Изменить размер шрифта - +

Эрнест отсутствовал два часа, а когда вернулся и стал печатать свои записи, то с удовольствием сообщил мне, что оказался прав.

— Этот парень набит ложью до сюда, — сказал он и провел рукой по горлу. — А выше — ничего.

— Он был в черной рубашке? — спросила я с облегчением.

— Да. И остальные тоже. — Эрнест сел за стол и вставил чистый лист в «Корону». — Он крупнее, чем кажется, лицо массивное, загорелое; еще у него красивые руки.
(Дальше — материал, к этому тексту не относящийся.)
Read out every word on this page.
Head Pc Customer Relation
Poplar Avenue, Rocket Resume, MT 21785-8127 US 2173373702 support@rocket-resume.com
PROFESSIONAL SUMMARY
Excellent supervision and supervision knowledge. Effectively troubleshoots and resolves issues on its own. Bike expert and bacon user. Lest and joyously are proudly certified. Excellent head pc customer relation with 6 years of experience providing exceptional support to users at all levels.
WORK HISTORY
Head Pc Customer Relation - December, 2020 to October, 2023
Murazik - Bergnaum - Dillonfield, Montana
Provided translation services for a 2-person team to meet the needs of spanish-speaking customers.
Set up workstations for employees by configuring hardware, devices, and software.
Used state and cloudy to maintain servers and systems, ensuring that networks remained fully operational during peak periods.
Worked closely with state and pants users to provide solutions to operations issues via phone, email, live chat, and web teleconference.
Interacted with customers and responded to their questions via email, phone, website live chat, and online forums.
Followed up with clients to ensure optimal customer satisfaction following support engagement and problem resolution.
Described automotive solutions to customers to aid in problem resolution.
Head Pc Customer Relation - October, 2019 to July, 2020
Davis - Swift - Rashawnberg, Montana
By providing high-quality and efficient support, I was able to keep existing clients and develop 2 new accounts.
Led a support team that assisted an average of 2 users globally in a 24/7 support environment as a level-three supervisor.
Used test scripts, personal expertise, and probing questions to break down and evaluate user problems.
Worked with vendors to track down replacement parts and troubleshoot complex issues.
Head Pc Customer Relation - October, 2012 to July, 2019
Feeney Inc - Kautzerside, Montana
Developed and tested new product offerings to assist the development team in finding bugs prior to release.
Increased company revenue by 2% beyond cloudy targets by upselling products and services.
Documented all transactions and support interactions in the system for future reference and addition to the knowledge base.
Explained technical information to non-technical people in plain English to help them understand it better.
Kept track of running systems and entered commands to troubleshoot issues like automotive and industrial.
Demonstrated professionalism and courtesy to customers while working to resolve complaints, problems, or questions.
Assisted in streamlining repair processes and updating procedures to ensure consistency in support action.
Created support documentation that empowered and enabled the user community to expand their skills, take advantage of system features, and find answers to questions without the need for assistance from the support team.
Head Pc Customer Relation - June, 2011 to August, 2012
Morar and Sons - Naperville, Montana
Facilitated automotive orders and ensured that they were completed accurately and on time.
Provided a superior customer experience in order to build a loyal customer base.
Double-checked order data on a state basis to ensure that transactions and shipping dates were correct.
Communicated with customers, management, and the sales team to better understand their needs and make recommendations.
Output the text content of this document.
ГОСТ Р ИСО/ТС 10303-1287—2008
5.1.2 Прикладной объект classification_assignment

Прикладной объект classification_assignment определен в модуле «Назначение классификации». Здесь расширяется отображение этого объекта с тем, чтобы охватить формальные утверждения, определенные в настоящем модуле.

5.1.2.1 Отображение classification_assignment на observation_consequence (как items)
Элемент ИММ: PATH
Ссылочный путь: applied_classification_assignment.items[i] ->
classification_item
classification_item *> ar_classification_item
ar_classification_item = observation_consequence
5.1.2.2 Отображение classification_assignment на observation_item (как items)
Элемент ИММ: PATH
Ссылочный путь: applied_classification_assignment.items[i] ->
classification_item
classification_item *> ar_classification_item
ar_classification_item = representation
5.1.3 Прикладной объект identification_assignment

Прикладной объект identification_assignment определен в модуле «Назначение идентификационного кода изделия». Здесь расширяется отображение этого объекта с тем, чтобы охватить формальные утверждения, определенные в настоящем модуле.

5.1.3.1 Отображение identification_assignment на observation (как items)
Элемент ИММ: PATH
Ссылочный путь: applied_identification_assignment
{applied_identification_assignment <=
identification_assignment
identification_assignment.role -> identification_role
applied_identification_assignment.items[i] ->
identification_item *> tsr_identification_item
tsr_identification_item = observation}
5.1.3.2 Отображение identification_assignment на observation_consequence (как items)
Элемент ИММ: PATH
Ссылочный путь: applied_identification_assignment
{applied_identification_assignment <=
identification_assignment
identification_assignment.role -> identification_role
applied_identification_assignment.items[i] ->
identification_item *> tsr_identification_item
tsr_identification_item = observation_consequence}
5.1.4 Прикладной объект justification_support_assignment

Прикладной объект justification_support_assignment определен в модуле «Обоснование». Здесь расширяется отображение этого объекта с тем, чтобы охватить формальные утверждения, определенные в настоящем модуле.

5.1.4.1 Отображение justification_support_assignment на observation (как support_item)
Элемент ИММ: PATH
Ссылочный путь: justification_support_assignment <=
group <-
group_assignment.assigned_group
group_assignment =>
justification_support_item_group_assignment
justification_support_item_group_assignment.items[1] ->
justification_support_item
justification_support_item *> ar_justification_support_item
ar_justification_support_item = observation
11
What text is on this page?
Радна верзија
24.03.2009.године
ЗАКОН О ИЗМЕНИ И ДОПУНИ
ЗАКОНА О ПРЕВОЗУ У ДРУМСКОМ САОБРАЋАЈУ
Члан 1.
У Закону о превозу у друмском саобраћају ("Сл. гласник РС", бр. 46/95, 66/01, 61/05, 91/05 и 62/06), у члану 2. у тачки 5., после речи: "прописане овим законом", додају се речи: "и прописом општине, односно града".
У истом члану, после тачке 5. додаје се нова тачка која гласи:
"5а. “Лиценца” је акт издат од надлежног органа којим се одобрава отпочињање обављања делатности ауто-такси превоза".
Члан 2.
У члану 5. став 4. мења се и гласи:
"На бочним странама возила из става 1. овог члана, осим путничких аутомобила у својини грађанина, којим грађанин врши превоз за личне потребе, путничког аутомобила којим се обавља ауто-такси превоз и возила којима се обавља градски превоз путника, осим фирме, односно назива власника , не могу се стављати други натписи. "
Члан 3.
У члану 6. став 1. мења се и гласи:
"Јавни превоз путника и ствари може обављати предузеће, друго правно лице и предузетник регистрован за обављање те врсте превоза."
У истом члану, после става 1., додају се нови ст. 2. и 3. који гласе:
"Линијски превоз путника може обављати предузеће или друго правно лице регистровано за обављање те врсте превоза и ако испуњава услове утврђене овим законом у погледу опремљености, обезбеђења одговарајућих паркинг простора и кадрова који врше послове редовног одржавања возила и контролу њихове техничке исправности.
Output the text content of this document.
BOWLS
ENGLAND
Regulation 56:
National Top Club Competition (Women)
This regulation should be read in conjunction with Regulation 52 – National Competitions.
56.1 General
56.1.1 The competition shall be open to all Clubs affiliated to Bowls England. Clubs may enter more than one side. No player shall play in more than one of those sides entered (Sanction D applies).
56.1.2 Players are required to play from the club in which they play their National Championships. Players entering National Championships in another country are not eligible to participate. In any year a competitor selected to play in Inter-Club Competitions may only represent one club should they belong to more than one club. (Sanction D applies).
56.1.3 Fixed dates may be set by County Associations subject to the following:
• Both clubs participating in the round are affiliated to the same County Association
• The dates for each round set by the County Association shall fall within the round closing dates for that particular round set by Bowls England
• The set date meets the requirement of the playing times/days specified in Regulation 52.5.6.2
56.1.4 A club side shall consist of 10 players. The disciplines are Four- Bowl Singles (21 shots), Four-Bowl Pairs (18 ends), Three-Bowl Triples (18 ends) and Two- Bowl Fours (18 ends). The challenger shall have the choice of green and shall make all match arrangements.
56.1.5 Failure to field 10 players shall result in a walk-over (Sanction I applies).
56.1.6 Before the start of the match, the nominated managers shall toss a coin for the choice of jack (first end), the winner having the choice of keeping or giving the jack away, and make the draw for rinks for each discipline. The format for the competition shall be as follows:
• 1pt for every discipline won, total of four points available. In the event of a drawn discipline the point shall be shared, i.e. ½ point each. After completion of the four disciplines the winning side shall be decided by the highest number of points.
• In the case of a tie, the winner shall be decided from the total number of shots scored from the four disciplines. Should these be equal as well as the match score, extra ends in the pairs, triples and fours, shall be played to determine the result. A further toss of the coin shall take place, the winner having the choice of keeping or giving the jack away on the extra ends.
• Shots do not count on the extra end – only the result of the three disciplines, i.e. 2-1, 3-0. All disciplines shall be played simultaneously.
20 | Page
Можно сказать, женские.

— На твоем месте я бы этого не писала.

Он засмеялся и стал печатать с бешеной скоростью, пальцы его летали по клавишам, редко и ненадолго задерживаясь.

— Вот еще что, — говоря со мной, он даже не поднял глаз. — С ним в комнате был очаровательный щенок охотничьей породы.

— Выходит, фашистское чудовище любит собак?

— Может, он хочет его со временем съесть, — ответил Эрнест с улыбкой.

— Ты невыносим.

— Да, — согласился он, подняв указательный палец для дальнейшей атаки на машинку. — Но собака отличная.

 

На следующий день мы сели в автобус, идущий на Шио; Эрнест хотел показать мне мельницу, глицинии и разные уголки города, так хорошо ему запомнившегося, несмотря на то что случилось в его окрестностях. Пока мы ехали, небо затянулось облаками и помрачнело. Пошел дождь, и не было никакой надежды, что он прекратится. Когда мы прибыли в город, Эрнест выглядел удивленным.

— Какой маленький городишко! — только и сказал он.

— Может, он съежился от дождя, — пошутила я, желая поднять ему настроение, но быстро поняла, что это невозможно: Эрнест все время боролся с собственной памятью. За прошедшие четыре года все изменилось и потускнело. Закрытая на время войны фабрика по изготовлению шерсти сливала грязные отходы в речку, где в жаркие дни купались Эрнест и Чинк. Мы бродили под дождем по извилистым улочкам, но все вокруг казалось тусклым и скучным, а в витринах было полно дешевой посуды, скатертей и почтовых открыток. Таверны пустовали. Мы зашли в винный магазин, там сидела девушка и расчесывала шерсть.

— Город не узнать, — сказал ей Эрнест по-английски. — Столько всего нового.

Девушка кивнула и продолжала работать, двигая скребком туда-сюда, отчего белые шерстяные волокна становились длинными и гладкими.

— Ты уверен, что она тебя понимает? — спросила я тихо.

— Она меня понимает.

— Мой муж воевал здесь, — сказала я.

— Война кончилась, — отозвалась она, не поднимая головы.

Разочарованные, мы прекратили осмотр города и пошли проведать «Две шпаги», но и там все изменилось: кровать скрипела, дешевые простыни казались несвежими, а лампочки потускнели от пыли.

Посреди безвкусного ужина Эрнест сказал:

— А может, ничего этого не было.

— Конечно, было, — возразила я. — Жаль, что с нами нет Чинка. Он бы нашел способ нас взбодрить.

— Нет. Ничего у него не получилось бы.

Ночью мы плохо спали; наступило утро, а дождь все не прекращался. Эрнест решил показать мне Фоссалту, где его ранили; мы нашли шофера, согласившегося довезти нас до Вероны, а затем сели на поезд до Местре и там снова взяли машину. В течение всей поездки Эрнест не выпускал из рук карту, сравнивая то, что видел сейчас, с тем, что было раньше. Все изменилось. В Фоссалте, куда мы в конце концов попали, было еще хуже, чем в Шио, потому что здесь не осталось никаких следов войны. Траншеи и блиндажи исчезли. На месте разбомбленных домов и построек возвели новые. Эрнест отыскал склон, где его ранили, — никакого намека на бомбежки, воронки, — зеленая, симпатичная горка.